Ahora un recuerdo personal. Durante los años en los que Lujambio impartió clases a varias generaciones de politólogos en el ITAM, su influencia fue determinante para muchos de nosotros. Abundan las anécdotas entre nuestros “colegas” –Alonso nos llamaba así a los estudiantes–, sobre cómo la clase introductoria que él ofrecía a quienes consideraban estudiar ciencia política como una opción, se convirtió en el llamado a una vocación que muchos abrazamos contagiados de su entusiasmo efervescente. Muchos de sus alumnos veíamos su carrera académica y luego como consejero electoral del IFE, con gran orgullo y, en alguna medida, como modelo de desarrollo profesional. Algunos de nosotros aspirá- bamos algún día a trabajar con él.
Nunca nos llevamos bien mientras fui estudiante. Él fue siempre un profesor riguroso y celoso del tiempo que los estudiantes dedicábamos al trabajo académico; yo por mi parte repartía mis intereses entre la escuela y la política estudiantil. Sin embargo, nunca me negó su tiempo después, cuando le hice consultas sobre mis primeros trabajos en la Cámara de Diputados, en el Senado y en la Secretaría de la Función Pública. Fue especialmente durante su paso por el IFAI (ahora INAI), cuando más coincidimos en el desarrollo de ideas y propuestas para el fortalecimiento de la transparencia.
Poco antes de su enfermedad me invitó a trabajar con él en la Secretaría de Educación Pública. Parte de la propuesta incluyó una visita irrepetible por los salones que forman parte de la oficina del secretario. Había en su descripción de los lugares y de su significado un entusiasmo que reflejaba su gran amor por México y su admiración y respeto por el legado de José Vasconcelos. A pesar de que trabajar con Alonso fue durante años una gran aspiración, tuve que decirle que no podía aceptar, pues tenía ya comprometido otro proyecto laboral.
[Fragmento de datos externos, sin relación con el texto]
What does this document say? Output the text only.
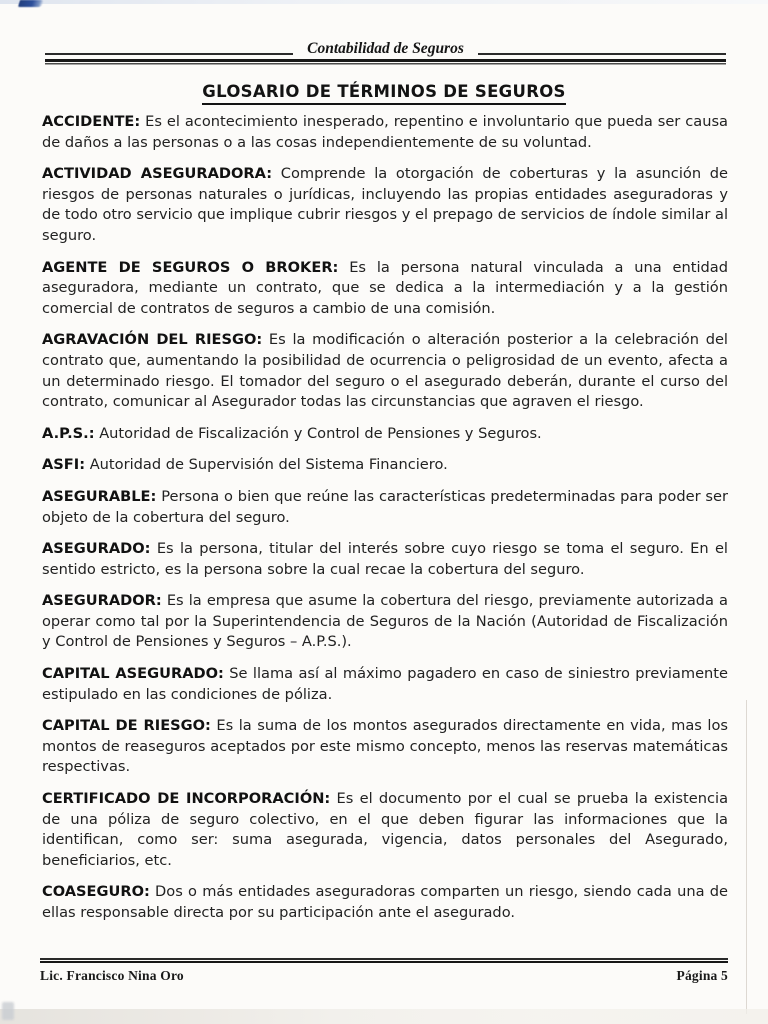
Contabilidad de Seguros
GLOSARIO DE TÉRMINOS DE SEGUROS

ACCIDENTE: Es el acontecimiento inesperado, repentino e involuntario que pueda ser causa de daños a las personas o a las cosas independientemente de su voluntad.

ACTIVIDAD ASEGURADORA: Comprende la otorgación de coberturas y la asunción de riesgos de personas naturales o jurídicas, incluyendo las propias entidades aseguradoras y de todo otro servicio que implique cubrir riesgos y el prepago de servicios de índole similar al seguro.

AGENTE DE SEGUROS O BROKER: Es la persona natural vinculada a una entidad aseguradora, mediante un contrato, que se dedica a la intermediación y a la gestión comercial de contratos de seguros a cambio de una comisión.

AGRAVACIÓN DEL RIESGO: Es la modificación o alteración posterior a la celebración del contrato que, aumentando la posibilidad de ocurrencia o peligrosidad de un evento, afecta a un determinado riesgo. El tomador del seguro o el asegurado deberán, durante el curso del contrato, comunicar al Asegurador todas las circunstancias que agraven el riesgo.

A.P.S.: Autoridad de Fiscalización y Control de Pensiones y Seguros.

ASFI: Autoridad de Supervisión del Sistema Financiero.

ASEGURABLE: Persona o bien que reúne las características predeterminadas para poder ser objeto de la cobertura del seguro.

ASEGURADO: Es la persona, titular del interés sobre cuyo riesgo se toma el seguro. En el sentido estricto, es la persona sobre la cual recae la cobertura del seguro.

ASEGURADOR: Es la empresa que asume la cobertura del riesgo, previamente autorizada a operar como tal por la Superintendencia de Seguros de la Nación (Autoridad de Fiscalización y Control de Pensiones y Seguros – A.P.S.).

CAPITAL ASEGURADO: Se llama así al máximo pagadero en caso de siniestro previamente estipulado en las condiciones de póliza.

CAPITAL DE RIESGO: Es la suma de los montos asegurados directamente en vida, mas los montos de reaseguros aceptados por este mismo concepto, menos las reservas matemáticas respectivas.

CERTIFICADO DE INCORPORACIÓN: Es el documento por el cual se prueba la existencia de una póliza de seguro colectivo, en el que deben figurar las informaciones que la identifican, como ser: suma asegurada, vigencia, datos personales del Asegurado, beneficiarios, etc.

COASEGURO: Dos o más entidades aseguradoras comparten un riesgo, siendo cada una de ellas responsable directa por su participación ante el asegurado.

Lic. Francisco Nina Oro	Página 5
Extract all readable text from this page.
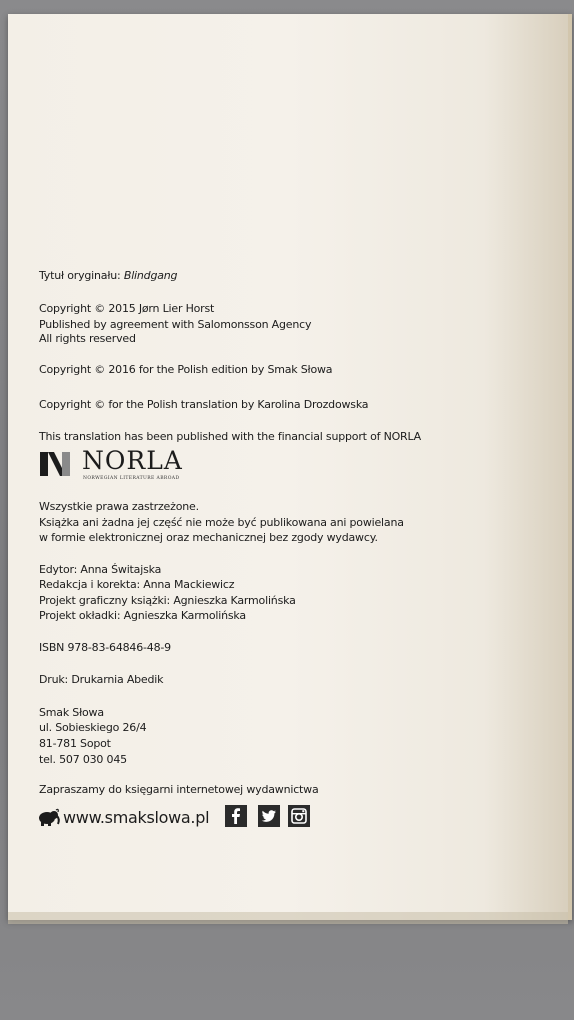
Tytuł oryginału: Blindgang

Copyright © 2015 Jørn Lier Horst

Published by agreement with Salomonsson Agency

All rights reserved

Copyright © 2016 for the Polish edition by Smak Słowa

Copyright © for the Polish translation by Karolina Drozdowska

This translation has been published with the financial support of NORLA

NORLA

NORWEGIAN LITERATURE ABROAD

Wszystkie prawa zastrzeżone.

Książka ani żadna jej część nie może być publikowana ani powielana

w formie elektronicznej oraz mechanicznej bez zgody wydawcy.

Edytor: Anna Świtajska

Redakcja i korekta: Anna Mackiewicz

Projekt graficzny książki: Agnieszka Karmolińska

Projekt okładki: Agnieszka Karmolińska

ISBN 978-83-64846-48-9

Druk: Drukarnia Abedik

Smak Słowa

ul. Sobieskiego 26/4

81-781 Sopot

tel. 507 030 045

Zapraszamy do księgarni internetowej wydawnictwa

www.smakslowa.pl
Ya en la enfermedad, lo visita- mos en el Instituto de Nutrición y también en el hospital de Little Rock, Arkansas, a donde fue a atenderse con un especialista. En nuestra visita a Little Rock –o “Roca Chica” como él le llamaba–, nos encontramos con alguien que lejos de entregarse a la desesperanza, guiaba su ánimo hacia las rutas más optimistas de los pronósticos, haciendo planes sobre el futuro y su papel como senador de la República. Al confirmarse la gravedad de su enfermedad, decidió regresar a morir en México. Lo vi por última vez en la celebración que se organizó para su cumpleaños 50. Cuando lo saludé tuve que decirle quién era yo, pues ya no podía ver, aunque estaba animado y afectuoso. Murió unos días después.
A cinco años de distancia, la muerte de Alonso Lujambio sigue siendo una tragedia de esas que parece que sólo ocurren en México. No sólo por prematura, repentina e inoportuna, su muerte también es una tragedia por cortar la promesa de una carrera política que apenas despegaba y que llevaba a la arena política a un hombre preparado y honesto, pero fundamentalmente, a un hombre bueno. Se le extrañará siempre, pero hoy se le necesita más que nunca.